You Need These New, Color-Blocked Goblets by Helen Levi

There’s a ceremonial feel to the latest collection from Brooklyn-based ceramicist Helen Levi. First, there are the goblets — a type of stemware more often associated with medieval banquets or religious rituals, to which Levi gives a resolutely modern look by color-blocking and employing a pristine matte finish. Second are the jugs, which might look as though they’d been excavated from a silty river bed were it not for the delicate palette, ranging from stony buff to rose pink. Taken together, they represent a marked departure from Levi’s typical wares, which are often marbled or doused in vivid glazes.

The idea to use a more muted, natural palette came about a few years ago when Levi noticed a picture of some bisqueware bottles she’d made for a whiskey company gaining traction on Pinterest and Instagram, and sparking emails inquiring about the pieces.

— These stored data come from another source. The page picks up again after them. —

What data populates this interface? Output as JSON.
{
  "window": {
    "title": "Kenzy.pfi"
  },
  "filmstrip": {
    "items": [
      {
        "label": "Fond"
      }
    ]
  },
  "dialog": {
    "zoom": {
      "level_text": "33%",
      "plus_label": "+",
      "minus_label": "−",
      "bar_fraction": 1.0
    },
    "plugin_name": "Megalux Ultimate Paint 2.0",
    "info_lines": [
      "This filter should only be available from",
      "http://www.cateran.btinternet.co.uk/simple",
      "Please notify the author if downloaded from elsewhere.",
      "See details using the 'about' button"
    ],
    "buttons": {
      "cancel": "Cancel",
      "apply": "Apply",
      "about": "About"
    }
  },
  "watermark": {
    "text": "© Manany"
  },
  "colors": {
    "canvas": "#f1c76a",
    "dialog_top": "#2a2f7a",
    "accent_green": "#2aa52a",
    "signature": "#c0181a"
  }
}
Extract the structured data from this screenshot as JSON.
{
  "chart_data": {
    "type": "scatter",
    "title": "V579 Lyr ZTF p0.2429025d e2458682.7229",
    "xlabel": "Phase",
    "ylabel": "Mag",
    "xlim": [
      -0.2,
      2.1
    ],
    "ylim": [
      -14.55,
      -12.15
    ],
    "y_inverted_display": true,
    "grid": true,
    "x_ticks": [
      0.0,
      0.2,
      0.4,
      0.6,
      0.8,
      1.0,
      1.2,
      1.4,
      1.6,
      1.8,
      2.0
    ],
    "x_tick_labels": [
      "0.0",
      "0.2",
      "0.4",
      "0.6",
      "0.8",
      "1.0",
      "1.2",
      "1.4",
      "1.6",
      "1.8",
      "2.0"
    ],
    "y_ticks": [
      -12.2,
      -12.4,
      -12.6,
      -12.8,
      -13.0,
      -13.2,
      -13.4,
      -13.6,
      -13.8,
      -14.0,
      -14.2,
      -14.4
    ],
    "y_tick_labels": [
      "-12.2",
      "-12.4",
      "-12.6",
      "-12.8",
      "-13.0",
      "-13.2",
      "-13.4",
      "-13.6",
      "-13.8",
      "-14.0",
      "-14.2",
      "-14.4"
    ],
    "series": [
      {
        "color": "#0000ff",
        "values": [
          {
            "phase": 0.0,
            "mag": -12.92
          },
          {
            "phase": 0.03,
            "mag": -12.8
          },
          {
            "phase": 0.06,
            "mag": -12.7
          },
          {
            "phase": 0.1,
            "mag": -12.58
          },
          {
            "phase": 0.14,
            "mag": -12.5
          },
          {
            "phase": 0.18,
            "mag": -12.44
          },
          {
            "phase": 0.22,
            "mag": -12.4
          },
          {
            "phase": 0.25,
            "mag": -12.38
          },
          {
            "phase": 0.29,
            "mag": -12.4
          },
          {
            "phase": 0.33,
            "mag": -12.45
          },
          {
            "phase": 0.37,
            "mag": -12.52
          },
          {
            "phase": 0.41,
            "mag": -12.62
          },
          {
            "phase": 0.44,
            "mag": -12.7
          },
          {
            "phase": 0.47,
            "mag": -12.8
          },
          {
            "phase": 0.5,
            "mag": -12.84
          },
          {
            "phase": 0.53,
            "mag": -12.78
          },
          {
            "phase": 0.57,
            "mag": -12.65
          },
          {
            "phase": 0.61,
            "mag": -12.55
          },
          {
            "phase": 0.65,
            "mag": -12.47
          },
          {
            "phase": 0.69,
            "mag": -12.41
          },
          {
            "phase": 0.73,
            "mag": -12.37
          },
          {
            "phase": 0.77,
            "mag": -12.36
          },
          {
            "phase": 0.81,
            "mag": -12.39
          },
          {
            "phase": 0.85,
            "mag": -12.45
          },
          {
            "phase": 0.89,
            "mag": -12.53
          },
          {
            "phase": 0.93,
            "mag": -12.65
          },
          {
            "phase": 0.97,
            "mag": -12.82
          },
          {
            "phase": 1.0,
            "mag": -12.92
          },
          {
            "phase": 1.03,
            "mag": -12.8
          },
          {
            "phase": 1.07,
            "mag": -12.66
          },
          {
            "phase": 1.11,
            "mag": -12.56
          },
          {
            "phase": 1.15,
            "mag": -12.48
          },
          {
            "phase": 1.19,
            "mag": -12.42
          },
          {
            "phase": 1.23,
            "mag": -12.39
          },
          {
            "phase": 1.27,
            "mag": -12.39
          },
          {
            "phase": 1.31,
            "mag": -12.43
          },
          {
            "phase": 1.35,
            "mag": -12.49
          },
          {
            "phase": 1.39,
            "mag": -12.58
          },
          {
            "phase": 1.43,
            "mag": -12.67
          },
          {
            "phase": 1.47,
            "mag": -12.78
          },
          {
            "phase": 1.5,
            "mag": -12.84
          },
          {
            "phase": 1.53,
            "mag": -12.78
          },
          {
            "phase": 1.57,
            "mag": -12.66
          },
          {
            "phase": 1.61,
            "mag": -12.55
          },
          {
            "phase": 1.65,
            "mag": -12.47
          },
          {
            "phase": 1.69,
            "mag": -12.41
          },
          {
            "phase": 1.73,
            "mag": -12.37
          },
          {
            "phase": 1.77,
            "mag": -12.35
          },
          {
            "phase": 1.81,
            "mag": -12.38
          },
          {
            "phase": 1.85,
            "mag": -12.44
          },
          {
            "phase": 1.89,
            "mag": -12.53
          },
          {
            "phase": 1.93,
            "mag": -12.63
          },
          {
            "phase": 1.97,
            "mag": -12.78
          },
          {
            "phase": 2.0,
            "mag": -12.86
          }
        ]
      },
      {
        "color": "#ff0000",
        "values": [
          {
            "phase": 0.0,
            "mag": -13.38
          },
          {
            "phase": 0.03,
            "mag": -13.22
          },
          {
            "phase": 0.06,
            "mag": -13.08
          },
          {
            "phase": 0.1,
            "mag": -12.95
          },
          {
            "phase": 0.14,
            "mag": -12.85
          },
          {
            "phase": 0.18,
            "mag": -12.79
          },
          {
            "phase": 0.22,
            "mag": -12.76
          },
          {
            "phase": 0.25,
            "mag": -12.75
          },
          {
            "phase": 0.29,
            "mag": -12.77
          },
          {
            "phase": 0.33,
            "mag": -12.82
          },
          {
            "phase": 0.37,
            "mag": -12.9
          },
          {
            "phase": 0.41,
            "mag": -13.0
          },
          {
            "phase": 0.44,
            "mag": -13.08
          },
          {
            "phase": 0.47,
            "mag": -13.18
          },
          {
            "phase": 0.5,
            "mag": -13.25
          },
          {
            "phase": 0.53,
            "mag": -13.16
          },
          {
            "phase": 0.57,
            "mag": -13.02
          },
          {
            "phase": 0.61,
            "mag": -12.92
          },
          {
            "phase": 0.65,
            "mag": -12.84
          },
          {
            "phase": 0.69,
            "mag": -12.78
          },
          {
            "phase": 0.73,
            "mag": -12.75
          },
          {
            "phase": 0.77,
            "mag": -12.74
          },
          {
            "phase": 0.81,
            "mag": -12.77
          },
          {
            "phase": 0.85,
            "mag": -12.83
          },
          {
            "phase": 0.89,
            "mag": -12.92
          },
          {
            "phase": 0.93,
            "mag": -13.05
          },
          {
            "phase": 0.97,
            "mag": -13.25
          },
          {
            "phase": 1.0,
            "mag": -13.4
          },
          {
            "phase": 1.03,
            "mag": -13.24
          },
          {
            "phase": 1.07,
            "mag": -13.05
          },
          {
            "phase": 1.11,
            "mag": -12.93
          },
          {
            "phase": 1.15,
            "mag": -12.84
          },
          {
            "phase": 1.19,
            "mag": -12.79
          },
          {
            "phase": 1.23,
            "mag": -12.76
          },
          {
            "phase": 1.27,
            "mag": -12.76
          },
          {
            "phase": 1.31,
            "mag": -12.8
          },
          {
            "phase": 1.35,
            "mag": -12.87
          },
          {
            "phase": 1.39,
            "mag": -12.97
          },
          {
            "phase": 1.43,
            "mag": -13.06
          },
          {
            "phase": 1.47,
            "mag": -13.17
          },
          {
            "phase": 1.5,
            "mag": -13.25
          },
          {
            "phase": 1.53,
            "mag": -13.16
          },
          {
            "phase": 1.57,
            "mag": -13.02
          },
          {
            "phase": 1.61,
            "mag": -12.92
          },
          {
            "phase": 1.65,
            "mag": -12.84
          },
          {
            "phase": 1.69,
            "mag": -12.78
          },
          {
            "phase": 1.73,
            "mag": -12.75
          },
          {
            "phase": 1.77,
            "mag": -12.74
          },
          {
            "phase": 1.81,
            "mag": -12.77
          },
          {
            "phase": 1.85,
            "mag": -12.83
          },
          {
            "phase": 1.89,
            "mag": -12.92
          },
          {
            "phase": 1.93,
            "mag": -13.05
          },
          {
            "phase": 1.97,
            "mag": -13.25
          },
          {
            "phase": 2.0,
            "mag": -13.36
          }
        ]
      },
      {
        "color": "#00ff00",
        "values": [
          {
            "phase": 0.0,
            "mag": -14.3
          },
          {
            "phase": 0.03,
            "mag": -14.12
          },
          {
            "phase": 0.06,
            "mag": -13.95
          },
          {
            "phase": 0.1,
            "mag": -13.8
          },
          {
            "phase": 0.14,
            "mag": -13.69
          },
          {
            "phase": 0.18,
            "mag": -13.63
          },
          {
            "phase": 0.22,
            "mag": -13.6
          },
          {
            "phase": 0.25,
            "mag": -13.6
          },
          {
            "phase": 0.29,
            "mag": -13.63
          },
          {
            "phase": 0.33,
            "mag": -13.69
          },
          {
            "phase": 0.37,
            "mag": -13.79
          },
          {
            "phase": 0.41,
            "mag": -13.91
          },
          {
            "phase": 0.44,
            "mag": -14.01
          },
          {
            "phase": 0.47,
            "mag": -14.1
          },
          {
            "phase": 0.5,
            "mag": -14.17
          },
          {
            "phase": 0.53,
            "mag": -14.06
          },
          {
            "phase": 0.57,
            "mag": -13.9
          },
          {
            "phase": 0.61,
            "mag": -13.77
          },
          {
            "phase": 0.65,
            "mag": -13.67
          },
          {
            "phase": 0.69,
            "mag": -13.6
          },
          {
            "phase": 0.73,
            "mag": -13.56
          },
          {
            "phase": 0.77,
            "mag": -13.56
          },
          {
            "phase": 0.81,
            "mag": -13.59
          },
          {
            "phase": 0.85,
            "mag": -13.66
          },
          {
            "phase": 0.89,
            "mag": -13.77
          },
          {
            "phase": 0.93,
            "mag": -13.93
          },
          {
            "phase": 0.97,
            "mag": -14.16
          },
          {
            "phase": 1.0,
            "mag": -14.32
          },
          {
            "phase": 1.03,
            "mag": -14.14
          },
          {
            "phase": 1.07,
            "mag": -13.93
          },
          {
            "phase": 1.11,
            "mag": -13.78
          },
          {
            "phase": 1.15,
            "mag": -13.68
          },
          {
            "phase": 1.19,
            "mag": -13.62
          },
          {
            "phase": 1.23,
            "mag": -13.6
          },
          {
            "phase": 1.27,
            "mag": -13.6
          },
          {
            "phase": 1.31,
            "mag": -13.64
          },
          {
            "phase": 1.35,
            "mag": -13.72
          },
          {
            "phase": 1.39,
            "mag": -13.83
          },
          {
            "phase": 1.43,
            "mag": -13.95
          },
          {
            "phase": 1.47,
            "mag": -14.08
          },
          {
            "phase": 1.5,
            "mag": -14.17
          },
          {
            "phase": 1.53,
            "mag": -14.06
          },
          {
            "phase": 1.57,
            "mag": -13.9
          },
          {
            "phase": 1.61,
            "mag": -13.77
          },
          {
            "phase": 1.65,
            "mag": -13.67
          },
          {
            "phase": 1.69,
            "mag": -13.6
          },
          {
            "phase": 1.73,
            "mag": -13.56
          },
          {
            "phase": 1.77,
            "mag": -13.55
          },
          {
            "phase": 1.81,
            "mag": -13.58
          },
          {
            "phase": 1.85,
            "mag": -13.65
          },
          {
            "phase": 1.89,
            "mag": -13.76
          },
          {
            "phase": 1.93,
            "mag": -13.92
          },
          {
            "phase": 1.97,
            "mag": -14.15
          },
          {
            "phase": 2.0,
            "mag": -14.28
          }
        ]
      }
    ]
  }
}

To preserve the materiality of bisqueware but make it functional and watertight, Levi used tinted liquid clay slip — mixed in small batches in her studio — with a clear matte glaze on the inside of the pieces: “Bisqueware generally has soft, muted shades of pinkish and light brown,” says Levi. “I wanted to replicate the look and feel of that photo by tinting slip.” The subdued color palette s is arrived at through a lengthy process of trial and error; here’s a picture of a bisqued bowl alongside a finished bottle which illustrates the challenge of replicating that distinct bisqued quality. Levi says: “Often the colors I’m picturing in my head just don’t feel right when they’re fired, and I’ll tweak it until I just like how it’s landed”.